HBO Max Won’t Hit AT&T Data Caps Because AT&T Owns HBO theverge.com

Nilay Patel, the Verge:

According to an AT&T executive familiar with the matter, HBO Max is using AT&T’s “sponsored data” system, which technically allows any company to pay to excuse its services from data caps. But since AT&T owns HBO Max, it’s just paying itself: the data fee shows up on the HBO Max books as an expense and on the AT&T Mobility books as revenue. For AT&T as a whole, it zeroes out. Compare that to a competitor like Netflix, which could theoretically pay AT&T for sponsored data, but it would be a pure cost.

That’s why the last time we looked at AT&T’s sponsored data system, the only three streaming services we could find using it… were owned by AT&T. It’s also why sponsored data systems fly in the face of net neutrality principles. AT&T’s streaming services have a major advantage over its competitors, all of which run up against the cap. But there’s no net neutrality in the United States anymore, so AT&T is free to give itself preferential treatment.

Zero rating — the unfair treatment of a telecommunications-multimedia conglomerate’s own holdings — is something that remained effectively unconsidered by Judge Richard Leon when he ruled in favour of AT&T’s acquisition of Time Warner, yet is entirely obvious to anyone who has even the faintest idea about telecom strategy today.

For its part, Comcast has made Peacock free to subscribers because it owns NBC. Both AT&T and Comcast run utilities and movie studios — and exclusively license intellectual property created by the latter to be advantageously distributed on the network infrastructure of the former.

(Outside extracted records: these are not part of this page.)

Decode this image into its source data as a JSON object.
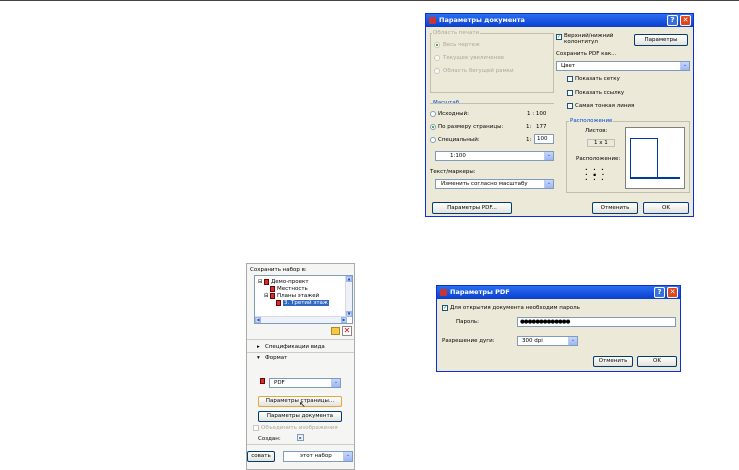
{
  "doc_dialog": {
    "title": "Параметры документа",
    "print_area": {
      "label": "Область печати",
      "options": [
        "Весь чертеж",
        "Текущее увеличение",
        "Область бегущей рамки"
      ]
    },
    "header_footer_label": "Верхний/нижний колонтитул",
    "params_button": "Параметры",
    "save_pdf_label": "Сохранить PDF как...",
    "save_pdf_value": "Цвет",
    "checks": [
      "Показать сетку",
      "Показать ссылку",
      "Самая тонкая линия"
    ],
    "scale": {
      "label": "Масштаб",
      "original_label": "Исходный:",
      "original_value": "1 : 100",
      "fit_label": "По размеру страницы:",
      "fit_prefix": "1:",
      "fit_value": "177",
      "custom_label": "Специальный:",
      "custom_prefix": "1:",
      "custom_value": "100",
      "combo_value": "1:100"
    },
    "text_markers_label": "Текст/маркеры:",
    "text_markers_value": "Изменить согласно масштабу",
    "placement": {
      "label": "Расположение",
      "sheets_label": "Листов:",
      "sheets_value": "1 x 1",
      "position_label": "Расположение:"
    },
    "pdf_params_button": "Параметры PDF...",
    "cancel_button": "Отменить",
    "ok_button": "OK"
  },
  "side_panel": {
    "save_set_label": "Сохранить набор в:",
    "tree": [
      "Демо-проект",
      "Местность",
      "Планы этажей",
      "3. Третий этаж"
    ],
    "view_specs": "Спецификации вида",
    "format": "Формат",
    "format_value": "PDF",
    "page_params_button": "Параметры страницы...",
    "doc_params_button": "Параметры документа",
    "merge_images": "Объединить изображения",
    "create_label": "Создан:",
    "bottom_left_button": "совать",
    "bottom_combo_value": "этот набор"
  },
  "pdf_dialog": {
    "title": "Параметры PDF",
    "password_check_label": "Для открытия документа необходим пароль",
    "password_label": "Пароль:",
    "password_value": "●●●●●●●●●●●●●",
    "resolution_label": "Разрешение дуги:",
    "resolution_value": "300 dpi",
    "cancel_button": "Отменить",
    "ok_button": "OK"
  }
}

It isn’t like Netflix or Disney are small companies, but neither can compete with that degree of vertical integration.

Apathetic antitrust enforcement created this mess, but the dismantling of net neutrality laws will entrench it.

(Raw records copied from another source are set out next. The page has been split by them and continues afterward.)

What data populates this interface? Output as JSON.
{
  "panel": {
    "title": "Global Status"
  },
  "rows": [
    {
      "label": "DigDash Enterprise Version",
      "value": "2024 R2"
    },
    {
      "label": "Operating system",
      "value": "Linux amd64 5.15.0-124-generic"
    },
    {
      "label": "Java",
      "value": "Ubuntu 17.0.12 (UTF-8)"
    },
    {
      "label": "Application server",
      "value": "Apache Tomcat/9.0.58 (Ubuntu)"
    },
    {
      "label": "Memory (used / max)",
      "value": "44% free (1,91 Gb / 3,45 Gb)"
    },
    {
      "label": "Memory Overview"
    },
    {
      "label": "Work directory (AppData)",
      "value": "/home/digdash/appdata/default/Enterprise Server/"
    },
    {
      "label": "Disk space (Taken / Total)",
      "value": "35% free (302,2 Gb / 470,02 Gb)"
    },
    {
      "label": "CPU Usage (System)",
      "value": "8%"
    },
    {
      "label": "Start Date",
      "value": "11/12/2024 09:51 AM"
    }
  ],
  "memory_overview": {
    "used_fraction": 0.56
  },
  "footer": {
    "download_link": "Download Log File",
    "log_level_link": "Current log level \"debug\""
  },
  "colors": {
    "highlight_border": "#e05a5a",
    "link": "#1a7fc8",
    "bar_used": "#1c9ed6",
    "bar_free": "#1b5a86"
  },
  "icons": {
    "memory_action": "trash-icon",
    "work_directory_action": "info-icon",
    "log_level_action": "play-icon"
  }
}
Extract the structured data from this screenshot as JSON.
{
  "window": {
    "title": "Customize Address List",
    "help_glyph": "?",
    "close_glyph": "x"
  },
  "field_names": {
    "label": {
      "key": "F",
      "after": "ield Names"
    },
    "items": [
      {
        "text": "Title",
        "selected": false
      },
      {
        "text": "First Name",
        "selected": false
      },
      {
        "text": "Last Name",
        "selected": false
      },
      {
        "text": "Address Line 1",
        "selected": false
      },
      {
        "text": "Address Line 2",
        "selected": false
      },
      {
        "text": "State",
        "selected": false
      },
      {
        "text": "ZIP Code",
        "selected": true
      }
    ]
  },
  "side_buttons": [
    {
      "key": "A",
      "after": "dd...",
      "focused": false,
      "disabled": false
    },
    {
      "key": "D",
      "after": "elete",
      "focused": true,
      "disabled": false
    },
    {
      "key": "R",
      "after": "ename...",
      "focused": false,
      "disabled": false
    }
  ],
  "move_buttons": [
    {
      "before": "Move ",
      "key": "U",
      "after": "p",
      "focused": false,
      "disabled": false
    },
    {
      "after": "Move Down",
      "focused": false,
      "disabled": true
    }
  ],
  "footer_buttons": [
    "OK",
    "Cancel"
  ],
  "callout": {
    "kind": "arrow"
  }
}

I fully expect a resurgence of piracy as studios and ISPs attempt to isolate media. For obvious reasons, ISPs win either way, but a less stupid future would see the internet treated like a utility and less vertical integration. Perhaps that would culminate in streaming video platforms that work a little more like streaming music. Of course, Spotify’s is taking the opposite route with its podcast strategy; so, unfortunately, perhaps all streaming media is destined for a consumer-hostile model of exclusive intellectual property licensing and the bickering of large companies. C’est la vie.

Update: Three U.S. Senators are looking into the anticompetitive concerns of this decision.